TC09603 - [2025] UKFTT 00931 (TC)
First-tier Tribunal (Tax Chamber)

TC09603 - [2025] UKFTT 00931 (TC)

Fecha: 30-Jul-2025

What issues does the FTT have the jurisdiction to decide?

What issues does the FTT have the jurisdiction to decide?

The parties’ submissions

38.

Mr Way said that, since the Respondents had made no decision in relation whether the relevant supplies were exempt or taxable, the FTT had no jurisdiction to entertain an appeal against the decision under Section 83(1)(b) of the VATA – see Earlsferry at paragraphs [20] to [26].

39.

Similarly, Scandico demonstrated that the jurisdiction of the FTT under Section 83(1)(c) of the VATA was to consider only the issue in relation to which the Respondents had made a decision – namely, whether or not the Respondents’ refusal to exercise their discretion under Regulation 29(2) was reasonable. Where the Respondents had made no decision in relation to whether the supply in respect of which the deduction for VAT input tax was being claimed was exempt or taxable, Section 83(1)(c) of the VATA did not confer jurisdiction on the FTT to determine that question because:

(1)

a decision on that issue by the FTT in an appeal under Section 83(1)(c) of the VATA would affect third parties – namely, the supplier and the supplier’s other customers;

(2)

construing Section 83(1)(c) of the VATA in that way would amount to compelling the Respondents to decide that issue simply because the Appellant had made its appeal. The function of the FTT was to determine appeals against decisions that had actually been made by the Respondents.
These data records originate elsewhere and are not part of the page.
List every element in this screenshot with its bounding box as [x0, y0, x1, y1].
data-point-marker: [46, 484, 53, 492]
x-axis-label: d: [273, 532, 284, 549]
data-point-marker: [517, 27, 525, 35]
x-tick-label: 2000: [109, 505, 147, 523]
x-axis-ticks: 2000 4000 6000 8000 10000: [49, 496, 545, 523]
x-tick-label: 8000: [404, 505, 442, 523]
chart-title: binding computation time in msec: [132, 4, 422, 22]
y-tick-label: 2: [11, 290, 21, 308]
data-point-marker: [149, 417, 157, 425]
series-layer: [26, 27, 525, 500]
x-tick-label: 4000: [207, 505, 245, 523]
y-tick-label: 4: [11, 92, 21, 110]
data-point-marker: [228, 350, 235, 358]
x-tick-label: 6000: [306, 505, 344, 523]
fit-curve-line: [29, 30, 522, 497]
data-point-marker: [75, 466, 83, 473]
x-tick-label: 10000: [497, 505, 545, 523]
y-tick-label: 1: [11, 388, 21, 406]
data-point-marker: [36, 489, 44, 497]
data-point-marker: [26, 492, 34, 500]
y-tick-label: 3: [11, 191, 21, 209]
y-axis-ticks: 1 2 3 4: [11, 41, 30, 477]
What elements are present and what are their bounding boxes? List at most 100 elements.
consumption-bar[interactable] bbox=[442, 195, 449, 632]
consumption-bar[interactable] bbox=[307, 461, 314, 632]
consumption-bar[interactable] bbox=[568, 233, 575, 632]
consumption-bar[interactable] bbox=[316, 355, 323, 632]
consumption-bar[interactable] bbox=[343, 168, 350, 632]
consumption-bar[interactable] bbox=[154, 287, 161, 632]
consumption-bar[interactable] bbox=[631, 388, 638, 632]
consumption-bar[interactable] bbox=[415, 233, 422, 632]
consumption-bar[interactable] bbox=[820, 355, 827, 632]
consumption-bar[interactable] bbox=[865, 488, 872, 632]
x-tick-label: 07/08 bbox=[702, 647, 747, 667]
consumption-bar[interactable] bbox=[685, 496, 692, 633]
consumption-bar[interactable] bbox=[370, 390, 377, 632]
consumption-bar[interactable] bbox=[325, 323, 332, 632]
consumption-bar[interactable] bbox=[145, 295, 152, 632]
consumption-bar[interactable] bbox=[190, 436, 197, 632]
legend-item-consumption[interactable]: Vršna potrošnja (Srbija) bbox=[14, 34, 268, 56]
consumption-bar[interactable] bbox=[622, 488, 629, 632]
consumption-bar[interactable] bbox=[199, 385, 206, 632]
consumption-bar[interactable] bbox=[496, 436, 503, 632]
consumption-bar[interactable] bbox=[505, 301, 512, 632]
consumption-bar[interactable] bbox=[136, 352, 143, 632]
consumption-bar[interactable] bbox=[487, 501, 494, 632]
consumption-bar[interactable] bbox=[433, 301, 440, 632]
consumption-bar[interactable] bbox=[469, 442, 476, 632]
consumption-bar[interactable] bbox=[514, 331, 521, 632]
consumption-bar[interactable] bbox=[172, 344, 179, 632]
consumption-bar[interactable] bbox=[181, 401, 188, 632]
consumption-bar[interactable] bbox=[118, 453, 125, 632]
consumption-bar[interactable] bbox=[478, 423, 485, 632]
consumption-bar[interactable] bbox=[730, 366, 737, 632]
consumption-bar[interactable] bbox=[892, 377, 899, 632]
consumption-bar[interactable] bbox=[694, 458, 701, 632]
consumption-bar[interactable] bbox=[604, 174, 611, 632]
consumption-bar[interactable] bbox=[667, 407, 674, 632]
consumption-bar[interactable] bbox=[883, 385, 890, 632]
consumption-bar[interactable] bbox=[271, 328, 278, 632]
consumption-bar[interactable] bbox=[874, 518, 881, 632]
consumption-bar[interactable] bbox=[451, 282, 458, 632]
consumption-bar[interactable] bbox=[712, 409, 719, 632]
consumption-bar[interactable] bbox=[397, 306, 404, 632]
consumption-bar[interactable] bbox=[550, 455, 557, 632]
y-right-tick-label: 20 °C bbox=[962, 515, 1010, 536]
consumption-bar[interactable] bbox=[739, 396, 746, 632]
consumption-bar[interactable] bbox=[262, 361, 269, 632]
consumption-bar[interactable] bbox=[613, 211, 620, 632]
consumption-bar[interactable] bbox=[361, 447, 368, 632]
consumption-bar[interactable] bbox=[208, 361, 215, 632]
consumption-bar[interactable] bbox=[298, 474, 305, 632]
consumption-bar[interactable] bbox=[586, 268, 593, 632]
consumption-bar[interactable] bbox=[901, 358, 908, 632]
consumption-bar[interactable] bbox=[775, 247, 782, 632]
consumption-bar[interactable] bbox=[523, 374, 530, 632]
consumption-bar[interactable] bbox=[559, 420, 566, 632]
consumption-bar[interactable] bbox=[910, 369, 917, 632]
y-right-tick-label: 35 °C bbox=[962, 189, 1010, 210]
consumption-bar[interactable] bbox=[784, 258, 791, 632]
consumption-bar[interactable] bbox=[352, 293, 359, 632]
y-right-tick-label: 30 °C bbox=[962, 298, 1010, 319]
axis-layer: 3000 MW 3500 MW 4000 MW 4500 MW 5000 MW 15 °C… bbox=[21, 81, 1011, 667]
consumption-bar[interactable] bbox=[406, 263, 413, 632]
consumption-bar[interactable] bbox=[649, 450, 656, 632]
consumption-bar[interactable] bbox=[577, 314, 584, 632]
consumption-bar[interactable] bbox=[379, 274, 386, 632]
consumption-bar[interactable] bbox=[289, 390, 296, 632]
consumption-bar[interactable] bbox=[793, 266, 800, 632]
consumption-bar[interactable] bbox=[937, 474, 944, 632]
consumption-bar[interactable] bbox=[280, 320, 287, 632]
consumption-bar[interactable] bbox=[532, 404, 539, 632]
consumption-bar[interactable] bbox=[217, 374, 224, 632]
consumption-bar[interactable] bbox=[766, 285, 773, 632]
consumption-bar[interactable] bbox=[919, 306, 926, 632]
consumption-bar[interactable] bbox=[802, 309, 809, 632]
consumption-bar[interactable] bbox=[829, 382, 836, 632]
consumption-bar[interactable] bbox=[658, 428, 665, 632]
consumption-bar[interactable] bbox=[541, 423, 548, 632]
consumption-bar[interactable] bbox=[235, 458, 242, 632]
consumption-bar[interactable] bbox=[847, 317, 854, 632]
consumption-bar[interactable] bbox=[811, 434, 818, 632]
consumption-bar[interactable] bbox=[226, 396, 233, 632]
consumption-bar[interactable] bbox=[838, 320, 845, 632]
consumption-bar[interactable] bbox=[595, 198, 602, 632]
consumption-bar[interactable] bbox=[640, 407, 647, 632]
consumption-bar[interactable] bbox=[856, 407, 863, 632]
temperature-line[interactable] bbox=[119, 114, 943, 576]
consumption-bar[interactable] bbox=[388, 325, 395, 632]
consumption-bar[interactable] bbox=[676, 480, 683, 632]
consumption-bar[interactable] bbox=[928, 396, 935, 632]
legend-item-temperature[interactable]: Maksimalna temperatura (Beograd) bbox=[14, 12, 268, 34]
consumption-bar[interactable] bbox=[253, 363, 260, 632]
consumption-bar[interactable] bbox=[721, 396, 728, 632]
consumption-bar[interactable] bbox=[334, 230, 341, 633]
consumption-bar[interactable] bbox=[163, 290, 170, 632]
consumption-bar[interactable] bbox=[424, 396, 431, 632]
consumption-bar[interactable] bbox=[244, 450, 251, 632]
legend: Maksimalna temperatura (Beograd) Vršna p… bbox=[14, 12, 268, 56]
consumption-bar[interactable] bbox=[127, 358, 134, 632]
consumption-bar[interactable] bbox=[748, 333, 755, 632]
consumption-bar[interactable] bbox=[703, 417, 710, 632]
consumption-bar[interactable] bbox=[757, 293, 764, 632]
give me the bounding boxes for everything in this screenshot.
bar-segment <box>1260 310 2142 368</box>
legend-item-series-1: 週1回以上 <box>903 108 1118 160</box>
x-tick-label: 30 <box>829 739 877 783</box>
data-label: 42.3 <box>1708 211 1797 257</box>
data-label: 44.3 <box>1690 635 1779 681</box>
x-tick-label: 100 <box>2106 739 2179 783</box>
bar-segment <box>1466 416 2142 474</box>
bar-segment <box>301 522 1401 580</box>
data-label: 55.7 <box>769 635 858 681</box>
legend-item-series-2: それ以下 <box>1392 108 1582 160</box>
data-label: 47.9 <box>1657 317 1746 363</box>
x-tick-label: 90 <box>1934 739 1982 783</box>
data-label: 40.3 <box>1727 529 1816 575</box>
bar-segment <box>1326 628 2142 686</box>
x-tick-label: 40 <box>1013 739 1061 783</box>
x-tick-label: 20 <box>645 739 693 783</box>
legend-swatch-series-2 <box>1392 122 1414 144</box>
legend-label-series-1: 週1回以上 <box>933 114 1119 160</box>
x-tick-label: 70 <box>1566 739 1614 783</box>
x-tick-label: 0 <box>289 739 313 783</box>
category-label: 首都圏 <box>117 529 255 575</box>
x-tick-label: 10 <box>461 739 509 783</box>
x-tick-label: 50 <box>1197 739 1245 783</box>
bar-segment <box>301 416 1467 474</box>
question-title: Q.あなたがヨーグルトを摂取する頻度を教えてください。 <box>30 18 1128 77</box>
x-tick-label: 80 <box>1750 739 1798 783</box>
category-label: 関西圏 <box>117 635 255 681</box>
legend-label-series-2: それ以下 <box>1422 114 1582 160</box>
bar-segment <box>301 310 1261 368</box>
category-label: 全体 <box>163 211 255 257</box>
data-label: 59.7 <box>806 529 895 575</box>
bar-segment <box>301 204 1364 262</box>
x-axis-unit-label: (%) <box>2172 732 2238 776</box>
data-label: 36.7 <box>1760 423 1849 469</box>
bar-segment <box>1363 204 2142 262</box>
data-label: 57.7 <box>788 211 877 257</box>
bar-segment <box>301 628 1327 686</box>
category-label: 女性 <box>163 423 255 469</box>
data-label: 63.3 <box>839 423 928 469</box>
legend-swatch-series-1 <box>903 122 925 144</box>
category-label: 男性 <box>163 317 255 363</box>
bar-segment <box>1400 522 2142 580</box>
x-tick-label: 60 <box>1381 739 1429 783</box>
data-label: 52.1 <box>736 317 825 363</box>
The FTT did not have the power to compel the Respondents to make a decision which might be the subject of an appeal – see Mather v The Commissioners for Her Majesty’s Revenue and Customs [2014] UKFTT 1062 (TC); and

(3)

Parliament could not have intended that an appeal could be made on the chargeability of a supply by the recipient of the supply simply because the issue could be subsumed into one of the other jurisdictional gateways in Section 83(1) of the VATA.

40.

Mr Way added that the Appellant’s remedy if it considered that the Respondents should have made that decision was a claim for judicial review. It was not a matter for the FTT.

41.

Mr Brown said that, even if the Respondents had not reached a decision in relation to whether the supplies were exempt or taxable:

(1)

the decision in Scandico applied only to appeals brought under Section 83(1)(c) of the VATA and had no effect on appeals brought under Section 83(1)(b) of the VATA; and

(2)

the decision by the Respondents in this case did not fall solely within the second category mentioned in Scandico – namely, the reasonableness of the Respondents’ refusal to exercise their discretion under Regulation 29(2) – but extended also to the additional issue of whether VAT had been charged. That decision was clearly not part of the exercise of the Respondents’ discretion under Regulation 29(2) but related to the question of whether VAT input tax had been incurred by the Appellant. In determining whether that decision was right or wrong, the FTT was necessarily entitled and obliged to consider whether the supplies in question were exempt or taxable because the payments made by the Appellant to the Suppliers had been expressed to be VAT–inclusive.